[Date Prev][Date Next][Thread Prev][Thread Next][Date Index][Thread Index]
Re: how to speed up sort for partially sorted input?
From: |
Mingye Wang |
Subject: |
Re: how to speed up sort for partially sorted input? |
Date: |
Wed, 25 Aug 2021 11:27:32 +0800 |
Hi Peng,
(This following message was mistakenly posted as a "reply", instead of
a "reply all". Apologies for the duplication.)

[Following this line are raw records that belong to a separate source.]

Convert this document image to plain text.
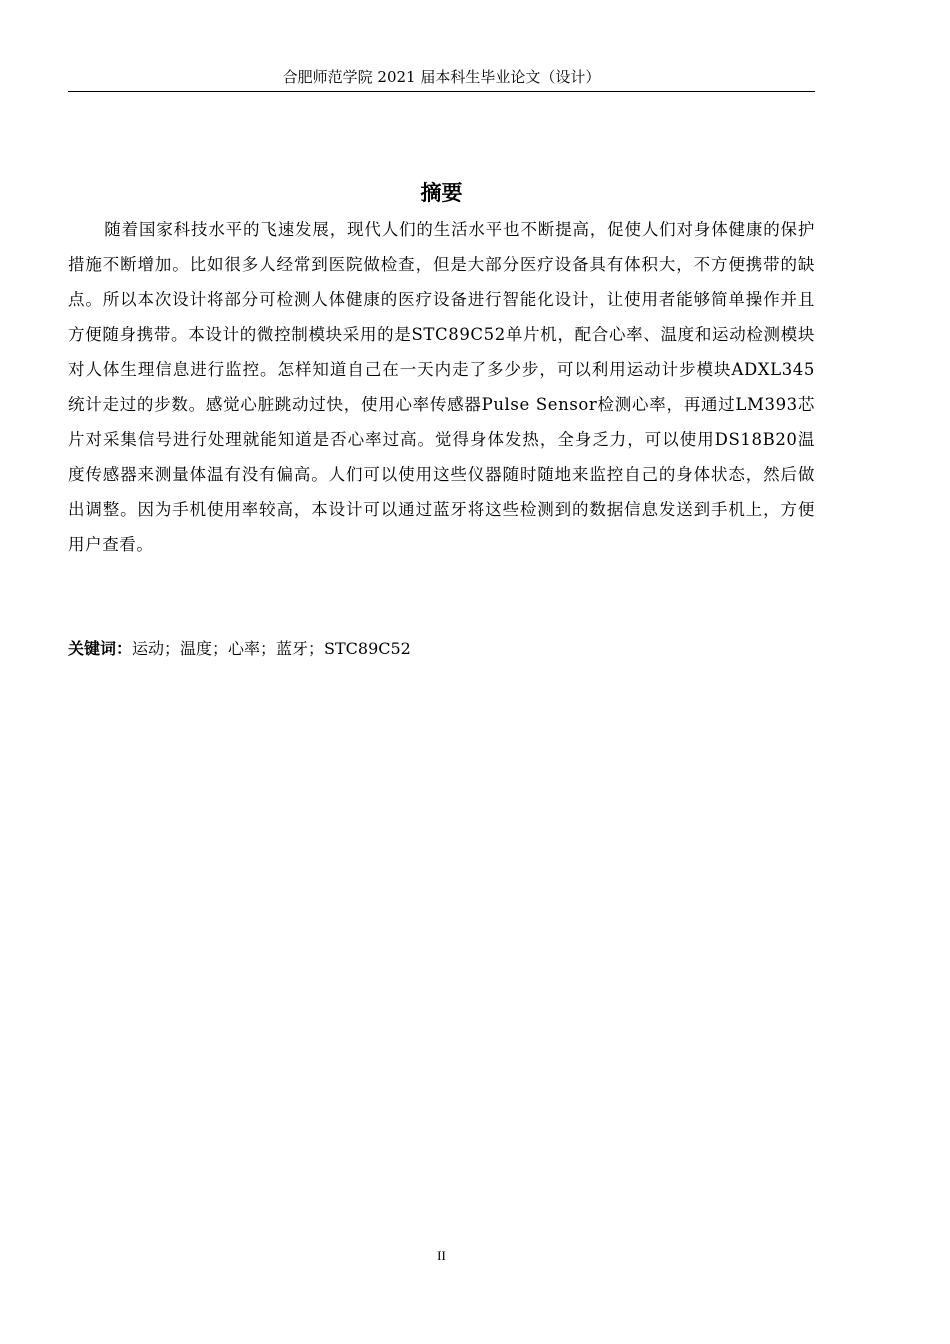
合肥师范学院 2021 届本科生毕业论文（设计）
摘要

随着国家科技水平的飞速发展，现代人们的生活水平也不断提高，促使人们对身体健康的保护措施不断增加。比如很多人经常到医院做检查，但是大部分医疗设备具有体积大，不方便携带的缺点。所以本次设计将部分可检测人体健康的医疗设备进行智能化设计，让使用者能够简单操作并且方便随身携带。本设计的微控制模块采用的是STC89C52单片机，配合心率、温度和运动检测模块对人体生理信息进行监控。怎样知道自己在一天内走了多少步，可以利用运动计步模块ADXL345统计走过的步数。感觉心脏跳动过快，使用心率传感器Pulse Sensor检测心率，再通过LM393芯片对采集信号进行处理就能知道是否心率过高。觉得身体发热，全身乏力，可以使用DS18B20温度传感器来测量体温有没有偏高。人们可以使用这些仪器随时随地来监控自己的身体状态，然后做出调整。因为手机使用率较高，本设计可以通过蓝牙将这些检测到的数据信息发送到手机上，方便用户查看。

关键词：运动；温度；心率；蓝牙；STC89C52
II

The current sort algorithm used by coreutils sort(1) is a mergesort,
which unfortunately does not pick up cues on partially-sorted input. A
relatively well-known algorithm that picks up partial sort order is
timsort -- the larger GNU project does make use of it in the form of
GNU Octave, but I doubt any performance benefit will come from running
an Octave script instead of sort. Checking the list of languages
making use of timsort[1] might lead you to a good choice though --
people reimplement Unix utilities in other languages a lot.
[1]: https://en.wikipedia.org/wiki/Timsort
It might be interesting to propose a change to timsort in coreutils,
but I am not sure what the trade-offs are exactly compared to the
current Knuth merge-sort.
Cheers,
Mingye Wang (Artoria2e5)